Il est clair que, pour réussir, le développement capitaliste rapide de la zone doit mettre fin à la résistance et supprimer ceux/celles qui – malgré l’époque – continuent à lutter.

Les passages à tabac de militant.e.s, les arrestations pour des affiches, l’expulsion de squats, la transformation de ce quartier dans le secteur d’Athènes où la présence policière est la plus forte montrent que le capital ne « négocie » plus son hégémonie.

Des investissements dans le marché immobilier qui se chiffrent à de milliards d’euros, de la part de Chinois, d’Israéliens et autres ordures de l’élite locale et internationale, le prêt/financement de 730 millions d’euros de la part de la Banque européenne d’investissement, pour la construction de la ligne 4 du métro d’Athènes, la privatisation de la colline Stréfi par Prodea imposent l’écrasement de la résistance sociale et de classe, ainsi qu’une forte augmentation des loyers et des expulsions locatives.

Le massacre de classe qui se déroule dans le secteur d’Exarcheia, avec la tentative de le transformer en un environnement historiquement et politiquement déshumanisé, en un « parc d’attraction alternatif » dans lequel une idéologie « apolitique » déterminera les relations politico-sociales, voilà l’environnement que le capital recherche, afin d’obtenir une rentabilité sans résistance.
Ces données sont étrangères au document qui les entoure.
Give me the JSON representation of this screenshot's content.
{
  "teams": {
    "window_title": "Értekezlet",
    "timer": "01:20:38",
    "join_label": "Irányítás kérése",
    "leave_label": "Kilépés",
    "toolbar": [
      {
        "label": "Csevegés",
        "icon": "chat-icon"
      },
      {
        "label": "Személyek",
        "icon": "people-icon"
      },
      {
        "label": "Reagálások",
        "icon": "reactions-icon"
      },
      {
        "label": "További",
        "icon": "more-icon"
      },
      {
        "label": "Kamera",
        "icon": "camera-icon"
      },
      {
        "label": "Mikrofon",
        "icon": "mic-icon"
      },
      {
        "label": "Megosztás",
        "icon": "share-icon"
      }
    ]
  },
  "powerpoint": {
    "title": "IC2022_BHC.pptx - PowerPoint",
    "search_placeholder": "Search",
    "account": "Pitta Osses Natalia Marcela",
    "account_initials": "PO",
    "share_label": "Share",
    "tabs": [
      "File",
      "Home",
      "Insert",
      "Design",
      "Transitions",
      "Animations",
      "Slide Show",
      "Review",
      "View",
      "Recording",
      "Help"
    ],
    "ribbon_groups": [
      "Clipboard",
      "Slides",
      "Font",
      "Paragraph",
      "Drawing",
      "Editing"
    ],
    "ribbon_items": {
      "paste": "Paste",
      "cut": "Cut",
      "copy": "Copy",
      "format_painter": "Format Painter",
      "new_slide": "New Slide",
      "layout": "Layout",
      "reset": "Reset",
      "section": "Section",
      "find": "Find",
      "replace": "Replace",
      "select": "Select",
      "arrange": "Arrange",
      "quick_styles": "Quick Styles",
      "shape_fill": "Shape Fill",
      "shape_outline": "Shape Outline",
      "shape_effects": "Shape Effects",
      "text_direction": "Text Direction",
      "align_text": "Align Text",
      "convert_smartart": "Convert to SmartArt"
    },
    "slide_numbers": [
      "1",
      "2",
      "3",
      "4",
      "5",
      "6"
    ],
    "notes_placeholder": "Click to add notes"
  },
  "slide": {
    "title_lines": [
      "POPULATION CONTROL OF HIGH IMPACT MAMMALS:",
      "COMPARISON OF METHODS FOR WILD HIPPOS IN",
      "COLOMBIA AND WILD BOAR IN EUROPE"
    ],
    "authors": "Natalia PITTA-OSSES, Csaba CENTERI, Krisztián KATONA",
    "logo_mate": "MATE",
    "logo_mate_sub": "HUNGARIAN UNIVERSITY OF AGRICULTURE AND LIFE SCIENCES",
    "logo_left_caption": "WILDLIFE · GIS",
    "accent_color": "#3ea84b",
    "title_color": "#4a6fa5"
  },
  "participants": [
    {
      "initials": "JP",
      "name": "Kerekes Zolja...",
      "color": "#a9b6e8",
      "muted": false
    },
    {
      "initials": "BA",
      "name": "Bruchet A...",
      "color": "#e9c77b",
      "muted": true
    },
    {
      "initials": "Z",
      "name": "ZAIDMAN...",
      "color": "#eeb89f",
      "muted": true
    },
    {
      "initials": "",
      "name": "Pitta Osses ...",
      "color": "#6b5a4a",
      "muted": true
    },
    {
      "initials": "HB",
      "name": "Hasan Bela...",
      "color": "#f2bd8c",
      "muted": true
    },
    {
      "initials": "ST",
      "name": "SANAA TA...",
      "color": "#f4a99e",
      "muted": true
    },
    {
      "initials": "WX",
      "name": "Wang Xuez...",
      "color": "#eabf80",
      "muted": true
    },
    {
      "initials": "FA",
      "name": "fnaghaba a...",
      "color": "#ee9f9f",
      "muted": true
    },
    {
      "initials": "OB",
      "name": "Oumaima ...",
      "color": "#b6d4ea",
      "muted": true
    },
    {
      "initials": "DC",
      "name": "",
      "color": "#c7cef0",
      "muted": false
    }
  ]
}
La fin du libre accès à l’Université polytechnique, la transformation de la place historique en un chantier, la tentative de destruction du monument au lycéen anarchiste A. Grigoropoulos pour construire des logements de luxe dans la rue Mesolonghiou, tout cela impose l’oubli à la place de la mémoire. Cela impose la démonstration de la domination policière et du pouvoir judiciaire, à la place de la projection de la pensée et de la perspective anti-autoritaire, vaincue.

Nous devons transformer, dans un avenir proche, notre quartier en poudrière, un environnement inhospitalier pour les investisseurs et leurs larbins. Nous devons renforcer les initiatives de lutte qui existent dans ce secteur et y transférer nos initiatives politiques. En même temps, nous devons reconnaître et nous opposer aux chois politiques assimilationnistes qui transforment Exarcheia en un quartier de divertissements, donnant ses caractéristiques politiques en otage à l’idéologie du profit et à la culture dominante.

Inspiré.e.s par les luttes des décennies précédentes, qui ont réussi à faire barrage aux plans du milieu des affaires visant à pacifier le quartier. Inspiré.e.s par la lutte contre l’État, contre les mafias de la drogue et contre le cannibalisme social, ainsi que par l’abnégation montrée par les compas qui affrontent un adversaire parfois impitoyable et incontrôlable, qui incarne les instincts autoritaires et patriarcaux les plus sauvages.

Reprenons le flambeau des hostilités contre les forces de police, qui ont eu lieu dans le secteur pendant les premiers mois qui ont suivi l’élection de Néa Dimokratía, inspiré.e.s par la rupture de la « zone rouge » en décembre 2020, lorsque des centaines de militant.e.s ont défié une répression extrême. Reprenons le fil des luttes à partir de la grande manifestation du 6 décembre 2021 et de la réoccupation du bâtiment Gini [un lieu squatté à l’intérieur de l’Université polytechnique ; NdAtt.].

Nous déclarons que nous considérons Exarcheia comme notre quartier et que nous sommes déterminé.e.s à ne pas l’abandonner aux flics, aux dealers et aux grands investisseurs, coûte que coûte.

 

P.S. Une fois de plus les journalistes se sont montrés dignes de saisir l’occasion de déformer les faits et indignes de servir la vérité. Ça aurait été intéressant qu’ils informent les téléspectateur.trice.s sur le nombre de forces de police et leur localisation autour du commissariat d’Exarcheia, lors de notre attaque, et de ce qu’elles n’ont pas fait.

P.S. Liberté pour le combattant Polykarpos Georgiadis.
Solidarité avec les compas qui sont poursuivi.e.s dans la même affaire (le procès aura lieu le 14/02).

Libération immédiate du compagnon Haris Mantzouridis.

Liberté pour le compagnon Mario Seisidis.